Workflow: automated dissemination - thoth-pub/thoth-dissemination GitHub Wiki

This page explains the process for automated dissemination of Thoth works to other platforms, and denotes the steps the Project Manager needs to take to ensure it runs smoothly.

Background

At present, works are automatically disseminated to the Internet Archive and to Loughborough University's Figshare repository. The same process is also used to register DOIs with Crossref. Any individual publisher can opt in to any individual platform (this is controlled via repository variables). The automated process for each platform runs on a scheduled basis. It aims to perform a "catch-up" dissemination of works which have become valid for submission since the previous run.

The process for each platform is controlled via a GitHub Action named [XX]-bulk-disseminate (where XX = ia for Internet Archive, fs for Figshare, cr for Crossref, etc). They can be found under the Actions tab of this GitHub repository. The direct link to the Actions tab is here.

From each Action's page, anyone can view details about times when the process was run, and members of Thoth can enable/disable the process. Successful runs are marked with a green tick, and failed runs are marked with a red cross.

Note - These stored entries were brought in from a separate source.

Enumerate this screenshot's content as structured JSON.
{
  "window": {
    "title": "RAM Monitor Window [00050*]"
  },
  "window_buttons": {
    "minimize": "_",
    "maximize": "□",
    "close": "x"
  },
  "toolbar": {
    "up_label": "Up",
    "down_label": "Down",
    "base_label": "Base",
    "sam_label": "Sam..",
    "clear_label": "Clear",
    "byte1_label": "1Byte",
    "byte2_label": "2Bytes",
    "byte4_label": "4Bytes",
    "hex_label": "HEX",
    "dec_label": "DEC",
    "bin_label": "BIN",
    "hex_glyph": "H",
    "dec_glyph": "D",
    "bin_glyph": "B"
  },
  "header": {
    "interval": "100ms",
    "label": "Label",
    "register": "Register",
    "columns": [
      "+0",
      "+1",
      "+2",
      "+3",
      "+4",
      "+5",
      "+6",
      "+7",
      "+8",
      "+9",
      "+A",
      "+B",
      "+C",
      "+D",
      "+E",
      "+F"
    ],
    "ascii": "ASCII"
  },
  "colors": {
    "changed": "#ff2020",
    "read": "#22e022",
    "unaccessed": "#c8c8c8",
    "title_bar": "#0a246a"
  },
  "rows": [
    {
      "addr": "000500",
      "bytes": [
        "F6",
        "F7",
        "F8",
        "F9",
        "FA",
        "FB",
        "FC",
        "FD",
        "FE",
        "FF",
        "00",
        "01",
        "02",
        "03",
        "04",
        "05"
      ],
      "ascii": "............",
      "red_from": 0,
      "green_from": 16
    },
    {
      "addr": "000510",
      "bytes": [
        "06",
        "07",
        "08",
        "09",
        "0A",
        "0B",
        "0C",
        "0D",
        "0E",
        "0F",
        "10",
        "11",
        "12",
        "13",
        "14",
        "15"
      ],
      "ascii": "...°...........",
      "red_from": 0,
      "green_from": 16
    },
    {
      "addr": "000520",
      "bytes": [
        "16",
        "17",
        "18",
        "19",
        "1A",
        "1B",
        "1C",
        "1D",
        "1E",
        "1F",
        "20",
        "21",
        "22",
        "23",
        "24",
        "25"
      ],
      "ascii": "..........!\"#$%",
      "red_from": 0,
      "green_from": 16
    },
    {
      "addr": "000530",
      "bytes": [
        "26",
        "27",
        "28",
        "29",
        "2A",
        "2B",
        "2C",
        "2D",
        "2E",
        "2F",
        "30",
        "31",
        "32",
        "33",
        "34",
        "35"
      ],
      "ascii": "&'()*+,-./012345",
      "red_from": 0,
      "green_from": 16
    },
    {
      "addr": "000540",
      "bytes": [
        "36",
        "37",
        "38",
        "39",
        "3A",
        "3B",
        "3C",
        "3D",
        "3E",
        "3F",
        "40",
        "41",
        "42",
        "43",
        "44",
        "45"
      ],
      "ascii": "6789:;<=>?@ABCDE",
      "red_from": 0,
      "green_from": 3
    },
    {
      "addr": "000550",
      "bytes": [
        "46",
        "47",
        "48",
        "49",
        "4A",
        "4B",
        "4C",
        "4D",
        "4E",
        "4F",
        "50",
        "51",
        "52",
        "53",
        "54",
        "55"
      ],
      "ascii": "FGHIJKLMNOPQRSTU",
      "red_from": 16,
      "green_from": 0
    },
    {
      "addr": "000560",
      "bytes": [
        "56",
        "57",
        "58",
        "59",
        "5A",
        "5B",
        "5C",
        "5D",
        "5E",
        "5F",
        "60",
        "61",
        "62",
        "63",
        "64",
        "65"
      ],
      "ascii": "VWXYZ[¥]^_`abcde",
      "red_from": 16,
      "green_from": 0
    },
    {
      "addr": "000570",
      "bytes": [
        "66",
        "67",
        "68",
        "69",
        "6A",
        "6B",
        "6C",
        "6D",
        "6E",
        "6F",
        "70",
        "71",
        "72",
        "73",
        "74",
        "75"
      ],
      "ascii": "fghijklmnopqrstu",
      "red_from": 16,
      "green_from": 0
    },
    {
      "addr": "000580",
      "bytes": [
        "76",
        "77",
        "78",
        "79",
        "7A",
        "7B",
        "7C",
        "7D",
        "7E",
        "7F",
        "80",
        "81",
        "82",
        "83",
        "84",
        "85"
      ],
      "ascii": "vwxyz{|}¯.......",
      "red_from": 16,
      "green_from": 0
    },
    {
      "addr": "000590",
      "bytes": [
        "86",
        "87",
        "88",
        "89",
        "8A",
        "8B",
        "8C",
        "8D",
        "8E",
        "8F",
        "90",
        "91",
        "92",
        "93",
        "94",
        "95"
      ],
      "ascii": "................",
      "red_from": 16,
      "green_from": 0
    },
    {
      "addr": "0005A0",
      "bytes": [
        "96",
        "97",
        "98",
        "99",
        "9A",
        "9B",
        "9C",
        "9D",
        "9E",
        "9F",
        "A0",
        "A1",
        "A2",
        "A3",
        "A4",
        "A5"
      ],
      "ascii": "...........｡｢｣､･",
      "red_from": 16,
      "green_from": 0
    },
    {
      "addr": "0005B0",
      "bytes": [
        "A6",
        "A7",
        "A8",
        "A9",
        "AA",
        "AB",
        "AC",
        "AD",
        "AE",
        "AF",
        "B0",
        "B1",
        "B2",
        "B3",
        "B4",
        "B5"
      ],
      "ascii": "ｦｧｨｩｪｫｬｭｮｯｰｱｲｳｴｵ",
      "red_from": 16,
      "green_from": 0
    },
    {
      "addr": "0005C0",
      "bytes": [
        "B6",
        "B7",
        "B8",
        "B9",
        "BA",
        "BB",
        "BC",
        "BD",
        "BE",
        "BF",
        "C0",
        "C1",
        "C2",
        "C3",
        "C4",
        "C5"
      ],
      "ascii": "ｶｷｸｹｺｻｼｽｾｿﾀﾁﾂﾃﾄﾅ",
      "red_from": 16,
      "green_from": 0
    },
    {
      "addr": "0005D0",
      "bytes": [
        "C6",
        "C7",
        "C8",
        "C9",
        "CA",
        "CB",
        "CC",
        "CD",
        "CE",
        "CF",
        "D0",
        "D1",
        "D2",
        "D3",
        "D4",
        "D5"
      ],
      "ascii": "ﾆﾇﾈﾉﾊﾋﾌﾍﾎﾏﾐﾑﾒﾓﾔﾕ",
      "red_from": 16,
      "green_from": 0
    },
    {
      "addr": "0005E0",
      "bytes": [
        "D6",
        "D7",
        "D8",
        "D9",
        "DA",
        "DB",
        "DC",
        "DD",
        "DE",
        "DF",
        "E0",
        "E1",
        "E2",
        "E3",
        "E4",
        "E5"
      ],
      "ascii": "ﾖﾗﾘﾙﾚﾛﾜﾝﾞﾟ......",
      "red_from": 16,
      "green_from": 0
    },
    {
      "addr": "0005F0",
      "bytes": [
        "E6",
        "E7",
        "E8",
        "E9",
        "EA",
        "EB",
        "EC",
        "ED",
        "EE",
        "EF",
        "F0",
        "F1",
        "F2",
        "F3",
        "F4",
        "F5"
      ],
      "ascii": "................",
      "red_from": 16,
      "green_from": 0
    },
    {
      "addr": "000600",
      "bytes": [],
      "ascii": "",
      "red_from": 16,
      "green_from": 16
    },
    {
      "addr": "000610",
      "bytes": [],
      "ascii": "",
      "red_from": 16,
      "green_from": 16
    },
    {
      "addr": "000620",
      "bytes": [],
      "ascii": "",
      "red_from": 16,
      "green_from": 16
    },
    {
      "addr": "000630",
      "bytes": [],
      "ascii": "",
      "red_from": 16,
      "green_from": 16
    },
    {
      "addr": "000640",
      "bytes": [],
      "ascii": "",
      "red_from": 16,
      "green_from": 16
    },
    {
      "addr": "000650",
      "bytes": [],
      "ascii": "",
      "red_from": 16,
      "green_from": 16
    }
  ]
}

Works which have been successfully disseminated via this process may be made visible on the target platform, sometimes under a dedicated Thoth Archiving Network collection. It may take a few hours before a disseminated work is made fully available.

Dissemination platforms

Platform Publishers Schedule Target Action name Action link Repository variables Collection link
Internet Archive Open Book Publishers, punctum 1st of every month, before UK OOB All works published since last run ia-bulk-disseminate https://github.com/thoth-pub/thoth-dissemination/actions/workflows/ia_bulk_disseminate.yml IA_ENV_PUBLISHERS, IA_ENV_EXCEPTIONS https://archive.org/details/thoth-archiving-network
Loughborough Figshare Open Book Publishers 7th of every month, before UK OOB All works published in preceding month fs-bulk-disseminate https://github.com/thoth-pub/thoth-dissemination/actions/workflows/fs_bulk_disseminate.yml FS_ENV_PUBLISHERS https://repository.lboro.ac.uk/Thoth_Archiving_Network
Crossref Open Book Publishers, punctum Hourly, around 45 minutes past All published works updated since last run cr-bulk-disseminate https://github.com/thoth-pub/thoth-dissemination/actions/workflows/cr_bulk_disseminate.yml CR_ENV_PUBLISHERS N/A (check DOI link(s) to confirm success)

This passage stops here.